Я приказал не подъезжать близко к месту повреждения, чтоб снарядом, предназначенным для бронепоезда, не накрыло Селиванова.

Мы снова стали удаляться, «уводя» за собой разрывы снарядов. По вялым движениям Селиванова было видно, что он выбивается из последних сил.

— Я иду на помощь, — решительно заявил Кошкин, когда мы снова приблизились к Селиванову.

Я молча кивнул головой.

Кошкин кубарем скатился в приоткрытый люк и, не пригибаясь, побежал.

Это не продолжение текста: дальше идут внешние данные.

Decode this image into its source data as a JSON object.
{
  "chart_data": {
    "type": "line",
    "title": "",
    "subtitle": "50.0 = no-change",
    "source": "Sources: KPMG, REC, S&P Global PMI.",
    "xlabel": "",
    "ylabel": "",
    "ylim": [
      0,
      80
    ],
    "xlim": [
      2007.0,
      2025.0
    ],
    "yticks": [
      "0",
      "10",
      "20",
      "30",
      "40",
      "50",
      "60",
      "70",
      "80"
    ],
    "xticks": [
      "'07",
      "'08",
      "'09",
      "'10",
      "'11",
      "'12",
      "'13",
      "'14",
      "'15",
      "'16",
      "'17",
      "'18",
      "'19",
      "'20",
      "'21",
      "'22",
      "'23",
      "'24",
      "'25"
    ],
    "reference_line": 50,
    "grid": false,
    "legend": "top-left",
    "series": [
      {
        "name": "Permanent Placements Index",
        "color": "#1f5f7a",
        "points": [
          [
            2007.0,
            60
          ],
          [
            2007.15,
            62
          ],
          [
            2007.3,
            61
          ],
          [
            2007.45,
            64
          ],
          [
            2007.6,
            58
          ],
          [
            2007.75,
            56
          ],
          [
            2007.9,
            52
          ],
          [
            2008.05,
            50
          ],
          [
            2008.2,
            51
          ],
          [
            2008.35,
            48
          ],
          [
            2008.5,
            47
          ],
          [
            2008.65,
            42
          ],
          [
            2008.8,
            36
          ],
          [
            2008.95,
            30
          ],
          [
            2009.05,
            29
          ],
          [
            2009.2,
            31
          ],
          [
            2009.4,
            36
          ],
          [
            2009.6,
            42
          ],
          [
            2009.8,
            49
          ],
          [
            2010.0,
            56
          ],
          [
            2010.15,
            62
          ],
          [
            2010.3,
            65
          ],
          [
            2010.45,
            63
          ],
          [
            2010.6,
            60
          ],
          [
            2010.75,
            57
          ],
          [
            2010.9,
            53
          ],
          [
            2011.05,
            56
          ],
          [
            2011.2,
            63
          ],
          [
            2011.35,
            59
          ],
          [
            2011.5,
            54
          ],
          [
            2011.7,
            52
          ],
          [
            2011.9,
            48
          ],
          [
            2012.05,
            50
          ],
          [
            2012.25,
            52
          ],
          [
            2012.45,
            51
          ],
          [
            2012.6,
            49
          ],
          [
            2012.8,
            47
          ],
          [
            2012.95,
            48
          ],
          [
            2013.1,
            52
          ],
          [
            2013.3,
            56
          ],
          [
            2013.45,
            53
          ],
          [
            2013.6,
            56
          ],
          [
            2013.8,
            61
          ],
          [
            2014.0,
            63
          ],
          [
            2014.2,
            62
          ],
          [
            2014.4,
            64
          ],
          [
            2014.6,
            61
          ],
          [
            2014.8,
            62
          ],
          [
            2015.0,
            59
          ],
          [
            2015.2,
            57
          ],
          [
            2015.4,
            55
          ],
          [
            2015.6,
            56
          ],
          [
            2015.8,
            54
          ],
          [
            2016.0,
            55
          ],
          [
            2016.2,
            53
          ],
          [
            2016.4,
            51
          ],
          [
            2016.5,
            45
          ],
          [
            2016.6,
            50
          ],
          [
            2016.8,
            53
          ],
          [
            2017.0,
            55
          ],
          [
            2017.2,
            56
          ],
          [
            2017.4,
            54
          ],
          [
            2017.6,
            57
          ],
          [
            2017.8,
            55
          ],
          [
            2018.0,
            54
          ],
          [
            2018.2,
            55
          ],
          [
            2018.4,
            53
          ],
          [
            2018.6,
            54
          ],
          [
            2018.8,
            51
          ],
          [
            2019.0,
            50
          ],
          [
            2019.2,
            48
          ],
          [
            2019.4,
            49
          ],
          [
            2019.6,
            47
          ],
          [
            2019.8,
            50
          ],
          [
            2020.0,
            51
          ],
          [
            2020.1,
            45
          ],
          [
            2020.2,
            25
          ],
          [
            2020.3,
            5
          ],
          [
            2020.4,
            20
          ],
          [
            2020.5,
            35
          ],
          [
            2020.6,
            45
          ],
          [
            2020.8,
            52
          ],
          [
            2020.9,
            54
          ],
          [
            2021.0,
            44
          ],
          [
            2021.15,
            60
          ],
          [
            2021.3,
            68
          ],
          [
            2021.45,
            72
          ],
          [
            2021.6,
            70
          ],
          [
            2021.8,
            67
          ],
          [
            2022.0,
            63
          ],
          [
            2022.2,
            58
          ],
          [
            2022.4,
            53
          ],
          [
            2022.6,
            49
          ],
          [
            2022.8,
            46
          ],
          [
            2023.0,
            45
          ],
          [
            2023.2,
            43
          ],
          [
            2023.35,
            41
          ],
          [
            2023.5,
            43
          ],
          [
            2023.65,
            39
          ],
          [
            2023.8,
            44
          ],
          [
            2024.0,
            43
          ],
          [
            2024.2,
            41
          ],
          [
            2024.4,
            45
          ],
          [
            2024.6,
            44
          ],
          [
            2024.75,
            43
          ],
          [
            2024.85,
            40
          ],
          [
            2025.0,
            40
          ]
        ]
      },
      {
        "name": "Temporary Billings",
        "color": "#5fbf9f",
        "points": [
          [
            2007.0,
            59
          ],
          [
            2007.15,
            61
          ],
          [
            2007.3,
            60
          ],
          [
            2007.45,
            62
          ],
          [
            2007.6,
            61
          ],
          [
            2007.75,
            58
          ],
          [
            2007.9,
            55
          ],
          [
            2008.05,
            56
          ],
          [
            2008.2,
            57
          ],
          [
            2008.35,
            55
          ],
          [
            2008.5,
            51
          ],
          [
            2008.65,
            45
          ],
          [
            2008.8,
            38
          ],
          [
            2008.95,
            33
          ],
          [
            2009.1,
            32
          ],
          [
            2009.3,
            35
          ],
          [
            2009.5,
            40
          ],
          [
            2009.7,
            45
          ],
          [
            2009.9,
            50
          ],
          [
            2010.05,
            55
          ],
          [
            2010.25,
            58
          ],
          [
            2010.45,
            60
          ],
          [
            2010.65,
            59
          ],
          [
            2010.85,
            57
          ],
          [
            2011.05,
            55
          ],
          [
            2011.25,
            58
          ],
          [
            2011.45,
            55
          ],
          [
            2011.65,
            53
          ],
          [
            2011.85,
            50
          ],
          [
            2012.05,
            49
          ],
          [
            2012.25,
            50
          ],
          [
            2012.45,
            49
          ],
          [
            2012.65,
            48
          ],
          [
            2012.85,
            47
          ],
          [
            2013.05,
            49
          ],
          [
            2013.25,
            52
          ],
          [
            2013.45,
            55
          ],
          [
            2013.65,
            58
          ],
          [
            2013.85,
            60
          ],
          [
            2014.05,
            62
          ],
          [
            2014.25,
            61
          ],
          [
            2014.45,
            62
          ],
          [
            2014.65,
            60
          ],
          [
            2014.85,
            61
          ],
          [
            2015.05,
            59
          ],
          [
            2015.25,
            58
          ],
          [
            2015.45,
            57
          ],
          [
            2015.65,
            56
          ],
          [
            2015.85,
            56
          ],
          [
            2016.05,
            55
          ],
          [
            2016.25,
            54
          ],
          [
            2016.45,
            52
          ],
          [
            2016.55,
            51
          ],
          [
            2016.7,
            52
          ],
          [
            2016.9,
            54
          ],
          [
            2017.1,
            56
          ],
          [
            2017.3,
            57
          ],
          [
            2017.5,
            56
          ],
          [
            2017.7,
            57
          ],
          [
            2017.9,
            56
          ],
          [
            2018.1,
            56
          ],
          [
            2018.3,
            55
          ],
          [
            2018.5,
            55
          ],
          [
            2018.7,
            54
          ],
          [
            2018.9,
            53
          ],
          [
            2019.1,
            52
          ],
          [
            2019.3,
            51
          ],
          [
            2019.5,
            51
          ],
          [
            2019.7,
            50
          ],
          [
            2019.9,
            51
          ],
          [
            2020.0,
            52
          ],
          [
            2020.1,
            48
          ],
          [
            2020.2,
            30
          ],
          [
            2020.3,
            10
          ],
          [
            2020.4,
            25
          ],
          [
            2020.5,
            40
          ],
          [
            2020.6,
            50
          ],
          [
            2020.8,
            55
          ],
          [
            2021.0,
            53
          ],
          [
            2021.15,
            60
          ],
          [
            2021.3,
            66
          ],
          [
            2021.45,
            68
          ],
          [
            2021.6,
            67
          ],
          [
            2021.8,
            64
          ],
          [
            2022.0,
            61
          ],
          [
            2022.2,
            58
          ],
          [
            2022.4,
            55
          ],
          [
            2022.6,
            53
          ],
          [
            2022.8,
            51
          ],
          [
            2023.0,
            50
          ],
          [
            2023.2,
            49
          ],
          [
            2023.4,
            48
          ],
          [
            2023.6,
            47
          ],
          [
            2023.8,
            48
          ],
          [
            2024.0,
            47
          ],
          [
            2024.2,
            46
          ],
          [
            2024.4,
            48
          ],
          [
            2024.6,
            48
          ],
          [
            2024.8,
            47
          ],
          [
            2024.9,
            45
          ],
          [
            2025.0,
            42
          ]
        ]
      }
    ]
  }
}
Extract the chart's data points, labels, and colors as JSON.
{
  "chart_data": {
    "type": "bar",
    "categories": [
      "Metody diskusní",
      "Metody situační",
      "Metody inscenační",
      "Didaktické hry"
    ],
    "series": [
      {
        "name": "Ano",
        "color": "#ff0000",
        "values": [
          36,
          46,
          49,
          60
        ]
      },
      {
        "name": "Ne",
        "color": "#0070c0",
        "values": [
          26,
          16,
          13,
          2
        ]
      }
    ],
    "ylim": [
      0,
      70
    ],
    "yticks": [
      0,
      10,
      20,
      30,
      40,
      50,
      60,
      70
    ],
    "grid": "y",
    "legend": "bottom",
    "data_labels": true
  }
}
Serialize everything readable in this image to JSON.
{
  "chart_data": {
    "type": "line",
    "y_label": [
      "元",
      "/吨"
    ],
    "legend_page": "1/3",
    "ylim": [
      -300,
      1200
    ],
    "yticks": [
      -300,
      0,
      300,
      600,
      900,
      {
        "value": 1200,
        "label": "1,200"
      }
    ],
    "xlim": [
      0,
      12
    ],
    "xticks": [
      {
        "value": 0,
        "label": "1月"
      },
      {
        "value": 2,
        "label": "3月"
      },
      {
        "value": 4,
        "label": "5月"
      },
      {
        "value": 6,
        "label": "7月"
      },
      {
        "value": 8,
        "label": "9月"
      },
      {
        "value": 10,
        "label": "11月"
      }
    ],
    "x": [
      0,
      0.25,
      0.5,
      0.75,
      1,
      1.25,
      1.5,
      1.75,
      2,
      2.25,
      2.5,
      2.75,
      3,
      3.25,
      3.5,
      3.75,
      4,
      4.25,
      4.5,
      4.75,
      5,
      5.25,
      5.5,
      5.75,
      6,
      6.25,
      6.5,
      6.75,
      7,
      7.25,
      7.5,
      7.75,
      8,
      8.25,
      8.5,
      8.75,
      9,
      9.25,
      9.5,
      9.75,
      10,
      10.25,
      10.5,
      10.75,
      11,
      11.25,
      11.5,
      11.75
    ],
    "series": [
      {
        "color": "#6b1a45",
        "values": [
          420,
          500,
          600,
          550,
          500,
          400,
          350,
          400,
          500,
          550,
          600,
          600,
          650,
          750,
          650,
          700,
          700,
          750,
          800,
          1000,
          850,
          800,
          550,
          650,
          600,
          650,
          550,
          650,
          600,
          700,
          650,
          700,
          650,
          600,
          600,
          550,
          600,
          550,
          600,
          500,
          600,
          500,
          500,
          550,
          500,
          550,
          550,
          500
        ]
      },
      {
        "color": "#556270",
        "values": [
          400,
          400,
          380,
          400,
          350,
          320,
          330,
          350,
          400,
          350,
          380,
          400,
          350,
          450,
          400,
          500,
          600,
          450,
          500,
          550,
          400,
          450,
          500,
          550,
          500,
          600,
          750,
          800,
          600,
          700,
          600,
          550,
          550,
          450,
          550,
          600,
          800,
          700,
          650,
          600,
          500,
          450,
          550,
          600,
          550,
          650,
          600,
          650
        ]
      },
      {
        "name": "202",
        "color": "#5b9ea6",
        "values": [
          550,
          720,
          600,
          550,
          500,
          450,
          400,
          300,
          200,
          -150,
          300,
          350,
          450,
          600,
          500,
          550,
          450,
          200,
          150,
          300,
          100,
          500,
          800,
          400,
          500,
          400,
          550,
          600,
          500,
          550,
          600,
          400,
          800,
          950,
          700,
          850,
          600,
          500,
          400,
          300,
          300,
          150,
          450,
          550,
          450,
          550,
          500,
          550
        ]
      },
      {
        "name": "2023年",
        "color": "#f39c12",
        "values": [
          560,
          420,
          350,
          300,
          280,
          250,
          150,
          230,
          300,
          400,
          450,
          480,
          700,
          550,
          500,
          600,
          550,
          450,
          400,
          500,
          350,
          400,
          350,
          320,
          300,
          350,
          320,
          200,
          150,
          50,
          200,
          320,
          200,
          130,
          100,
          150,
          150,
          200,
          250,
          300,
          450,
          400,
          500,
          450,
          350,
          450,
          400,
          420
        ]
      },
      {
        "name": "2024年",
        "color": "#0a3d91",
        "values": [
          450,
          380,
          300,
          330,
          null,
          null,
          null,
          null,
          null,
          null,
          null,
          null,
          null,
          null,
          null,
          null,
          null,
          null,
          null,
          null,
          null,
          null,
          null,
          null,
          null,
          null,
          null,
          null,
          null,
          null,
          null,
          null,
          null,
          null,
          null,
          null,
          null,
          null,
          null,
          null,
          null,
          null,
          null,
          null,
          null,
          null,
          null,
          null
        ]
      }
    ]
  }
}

Я наблюдал за ними в бинокль. Было видно, как Селиванов, на мгновение приостановив работу, посмотрел Кошкину в глаза. Потом протянул руку. Кошкин, отстранив Селиванова, вскочил во весь рост и принялся за работу. Заправив ломом рельс на место, Кошкин сел на него и стал заворачивать ключом гайки. Несколько раз отстранял тянувшегося к нему на помощь Селиванова.

Немного спустя Кошкин поднял вверх руку:

— Путь исправлен!

Потом он наклонился к лежавшему между рельсов Ивану Лукичу и потащил его в сторону. «Что с ним?» — в тревоге подумал я.

В последний момент, когда бронепоезд замедлил ход, чтобы принять через люк Селиванова и Кошкина, в бок бронеплощадки угодил большой снаряд. От сильного звона зашумело в ушах, словно каждого из нас ударили прикладом по каске. Затрещали доски в стенке, вагон сильно наклонился, вминая в землю шпалы.

— Первое орудие заклинило, — доложили из расчета.

Бронепоезд мчался назад. Первое время разрывы еще сопровождали нас, словно конвой, сзади и с боков, потом отстали.

На разборной койке у стены под вывороченными снарядом досками лежал Иван Лукич. Около него суетились врач и Кошкин. Кошкин снял с Селиванова гимнастерку и взялся было за нательную рубашку, но в нерешительности остановился. Рубашка, промокшая насквозь кровью, прилипла к боку.

— Чего смотришь, сдирай, — тихо сказал Селиванов.

— Больно же будет, — неуверенно заметил Кошкин.

— Ты что мне, по-дружески это удовольствие растянуть хочешь? Сдирай! — крикнул он, сжав зубы.

Кошкин дернул за снятый рукав рубашки, и на левом боку, пониже плеча, показалась большая рваная рана. В глубине ее розовела кость ребра.

— Вот видишь, какой это человек? — жаловался врачу Кошкин. — Его с самого начала ранило, а он из-за своего упрямства не хотел смены себе просить. Разве хорошо это?

— Мели, мели, — закрыв глаза, шептал Селиванов, — язык без костей.

А когда ушел врач, Кошкин сел рядом на койку, взял Селиванова за руку и долго смотрел в его лицо.

Потом он вдруг поднялся и стал быстро раздвигать развороченные доски, добираясь к броне.

Броня от удара снаряда вогнулась, образовав выпучину. Теперь эта выпучина была видна всем.

— Иван Лукич, — крикнул Кошкин, — броня-то твоя выдержала испытание! Смотри, ни одной трещинки! Видишь?

С грязного лба Ивана Лукича на радостно блестевшие глаза капал пот.